Baixar DALLE mtf - Baixar código-fonte DALLE mtf

DALLE mtf

Código-Fonte de IA

1.0.0

Baixar

DALL-E em Mesh-Tensorflow [WIP]

DALL-E da Open-AI em Mesh-Tensorflow.

Se isso for igualmente eficiente ao GPT-Neo, este repositório deve ser capaz de treinar modelos até e maiores que o tamanho do DALL-E da Open-AI (parâmetros 12B).

Nenhum modelo pré-treinado... Ainda.

Obrigado a Ben Wang pela implementação do tf vae, bem como por fazer a versão mtf funcionar, e Aran Komatsuzaki pela ajuda na construção do mtf VAE e do pipeline de entrada.

Configurar

git clone https://github.com/EleutherAI/GPTNeo
cd GPTNeo
pip3 install -r requirements.txt

Configuração de treinamento

Funciona em TPUs, não foi testado em GPUs, mas deveria funcionar em teoria . As configurações de exemplo foram projetadas para serem executadas em um pod TPU v3-32.

Para configurar TPUs, inscreva-se no Google Cloud Platform e crie um bucket de armazenamento.

Crie sua VM por meio de um shell do Google ( https://ssh.cloud.google.com/ ) com ctpu up --vm-only para que ela possa se conectar ao seu bucket do Google e TPUs e configurar o repositório conforme acima.

Pré-treinamento VAE

DALLE precisa de um VAE pré-treinado para compactar imagens em tokens.
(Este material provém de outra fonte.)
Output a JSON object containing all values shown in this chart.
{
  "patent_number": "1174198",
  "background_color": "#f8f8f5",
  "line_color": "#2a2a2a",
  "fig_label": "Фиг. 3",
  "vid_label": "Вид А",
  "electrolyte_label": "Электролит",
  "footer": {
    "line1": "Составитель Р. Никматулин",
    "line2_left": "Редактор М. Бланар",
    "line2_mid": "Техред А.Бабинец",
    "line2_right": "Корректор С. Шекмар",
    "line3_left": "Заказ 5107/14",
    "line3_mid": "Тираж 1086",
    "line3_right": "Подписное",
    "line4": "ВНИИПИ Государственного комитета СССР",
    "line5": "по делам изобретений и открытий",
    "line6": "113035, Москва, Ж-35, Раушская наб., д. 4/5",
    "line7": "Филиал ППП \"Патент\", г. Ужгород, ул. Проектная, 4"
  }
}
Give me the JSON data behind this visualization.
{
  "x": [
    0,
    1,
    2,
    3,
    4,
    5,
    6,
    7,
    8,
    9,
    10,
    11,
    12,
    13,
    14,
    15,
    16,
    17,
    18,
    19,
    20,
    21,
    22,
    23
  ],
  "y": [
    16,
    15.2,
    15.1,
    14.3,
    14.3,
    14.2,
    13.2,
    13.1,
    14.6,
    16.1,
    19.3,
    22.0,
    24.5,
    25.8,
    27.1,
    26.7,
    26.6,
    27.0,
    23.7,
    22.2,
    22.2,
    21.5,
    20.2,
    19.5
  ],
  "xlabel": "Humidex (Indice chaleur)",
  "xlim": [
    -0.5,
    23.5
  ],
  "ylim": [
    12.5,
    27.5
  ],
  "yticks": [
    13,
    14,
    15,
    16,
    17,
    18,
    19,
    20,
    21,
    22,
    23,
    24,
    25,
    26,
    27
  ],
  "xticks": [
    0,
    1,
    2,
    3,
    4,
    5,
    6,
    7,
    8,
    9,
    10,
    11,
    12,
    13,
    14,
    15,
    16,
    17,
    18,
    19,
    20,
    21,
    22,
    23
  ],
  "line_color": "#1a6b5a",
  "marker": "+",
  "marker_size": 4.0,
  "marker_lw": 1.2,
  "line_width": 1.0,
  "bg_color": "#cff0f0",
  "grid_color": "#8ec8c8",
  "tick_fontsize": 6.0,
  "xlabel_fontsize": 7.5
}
Para executar o pré-treinamento VAE, ajuste os parâmetros em configs/vae_example.json para um caminho glob apontando para um conjunto de dados de jpgs e ajuste o tamanho da imagem para o tamanho apropriado.

  "dataset": {
    "train_path": "gs://neo-datasets/CIFAR-10-images/train/**/*.jpg",
    "eval_path": "gs://neo-datasets/CIFAR-10-images/test/**/*.jpg",
    "image_size": 32
  }

Depois que tudo estiver configurado, crie sua TPU e execute:

python train_vae_tf.py --tpu your_tpu_name --model vae_example

O treinamento registra tensores de imagem e valores de perda. Para verificar o progresso, você pode executar:

tensorboard --logdir your_model_dir

Criação de conjunto de dados [DALL-E]

Depois que o VAE estiver pré-treinado, você poderá passar para o DALL-E.

Atualmente estamos treinando em um conjunto de dados fictício. Um conjunto de dados público e em grande escala para o DALL-E está em andamento. Enquanto isso, para gerar alguns dados fictícios, execute:

python src/data/create_tfrecords.py

Isso deve baixar o CIFAR-10 e gerar algumas legendas aleatórias para atuar como entradas de texto.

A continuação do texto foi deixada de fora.